Kathleen Neuzil de l'ONG américaine PATH, déclare quant à elle : “L'OMS, les Centres de Contrôle et de Prévention des maladies et les autres partenaires continuent de surveiller les causes de la méningite A en Afrique. Sur un autre plan, nous cherchons à vérifier s'il y a baisse de l'immunisation du vaccin avant que la maladie ne resurgisse, raison pour laquelle la réalisation des études sérologiques ci-dessus mentionnées est également importante.”

"Cependant, ajoute-t-elle, en comparaison avec d'autres vaccins similaires, nous prévoyons que la protection du MenAfriVac durera de nombreuses années.
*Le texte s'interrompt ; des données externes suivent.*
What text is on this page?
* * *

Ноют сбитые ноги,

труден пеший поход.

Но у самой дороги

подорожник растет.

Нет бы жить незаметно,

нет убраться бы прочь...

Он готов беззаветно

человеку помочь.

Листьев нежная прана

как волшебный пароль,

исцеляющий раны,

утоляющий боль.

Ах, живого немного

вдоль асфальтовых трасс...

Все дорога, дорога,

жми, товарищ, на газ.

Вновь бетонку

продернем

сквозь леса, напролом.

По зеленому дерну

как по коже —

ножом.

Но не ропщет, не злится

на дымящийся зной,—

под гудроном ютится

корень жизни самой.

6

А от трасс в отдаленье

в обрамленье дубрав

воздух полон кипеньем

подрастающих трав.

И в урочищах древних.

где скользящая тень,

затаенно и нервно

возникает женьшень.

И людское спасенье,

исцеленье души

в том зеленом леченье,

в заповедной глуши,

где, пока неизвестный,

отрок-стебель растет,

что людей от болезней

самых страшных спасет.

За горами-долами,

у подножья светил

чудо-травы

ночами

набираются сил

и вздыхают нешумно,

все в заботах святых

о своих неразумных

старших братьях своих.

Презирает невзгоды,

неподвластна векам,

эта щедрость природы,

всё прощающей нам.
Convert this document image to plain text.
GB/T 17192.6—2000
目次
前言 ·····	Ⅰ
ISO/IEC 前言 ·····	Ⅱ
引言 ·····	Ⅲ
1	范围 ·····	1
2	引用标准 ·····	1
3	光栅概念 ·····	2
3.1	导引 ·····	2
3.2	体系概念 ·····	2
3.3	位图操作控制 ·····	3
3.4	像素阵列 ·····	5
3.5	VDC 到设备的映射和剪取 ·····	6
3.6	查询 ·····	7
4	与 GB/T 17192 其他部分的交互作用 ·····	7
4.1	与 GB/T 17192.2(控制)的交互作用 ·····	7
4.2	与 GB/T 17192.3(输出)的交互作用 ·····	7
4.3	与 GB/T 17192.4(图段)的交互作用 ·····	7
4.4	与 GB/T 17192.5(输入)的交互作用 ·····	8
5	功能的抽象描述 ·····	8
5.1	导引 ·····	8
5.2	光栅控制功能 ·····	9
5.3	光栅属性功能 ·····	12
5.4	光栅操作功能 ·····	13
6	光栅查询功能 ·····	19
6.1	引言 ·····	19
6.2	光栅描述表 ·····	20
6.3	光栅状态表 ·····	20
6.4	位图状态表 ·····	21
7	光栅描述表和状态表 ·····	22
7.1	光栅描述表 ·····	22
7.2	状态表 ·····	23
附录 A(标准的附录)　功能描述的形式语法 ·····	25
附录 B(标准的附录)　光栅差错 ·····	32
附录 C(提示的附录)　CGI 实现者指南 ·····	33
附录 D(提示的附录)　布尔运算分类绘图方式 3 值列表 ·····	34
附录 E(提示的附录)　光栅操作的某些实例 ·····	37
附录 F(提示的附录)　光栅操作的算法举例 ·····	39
Et bien sûr, parce que nous avons procédé à la vaccination de tout le monde au sein des populations de moins de 30 ans, nous avons interrompu la circulation de la méningite A au sein de cette couche sociale et cette immunité réduit davantage les risques de récidive de la maladie.”

“En moins d'une décennie, nous avons prouvé qu'un vaccin efficace et sans risque pouvait être développé et déployé dans plusieurs pays à un prix acceptable”, explique encore Kathleen Neuzil.

Créé en juin 2011, le Projet Vaccin Méningite a été mis sur pied dans le but d'enrayer les épidémies de méningite A, considérées comme un problème majeur de santé publique en Afrique.

Pour l'OMS, l’objectif à travers le Projet Vaccin Méningite, consiste à assurer une transition des campagnes de masse vers des campagnes de routine, afin d'assurer le contrôle durable de la maladie.

Sept pays (le Burkina Faso, le Cameroun, le Ghana, le Mali, le Niger, le Nigeria et le Tchad) prévoient déjà d'introduire le vaccin dans leurs programmes de vaccination de routine, à partir de cette année.

Par la suite, d'autres campagnes de vaccination de masse se poursuivront jusqu'en 2016 dans les 26 pays appartenant à la ceinture africaine de la méningite A.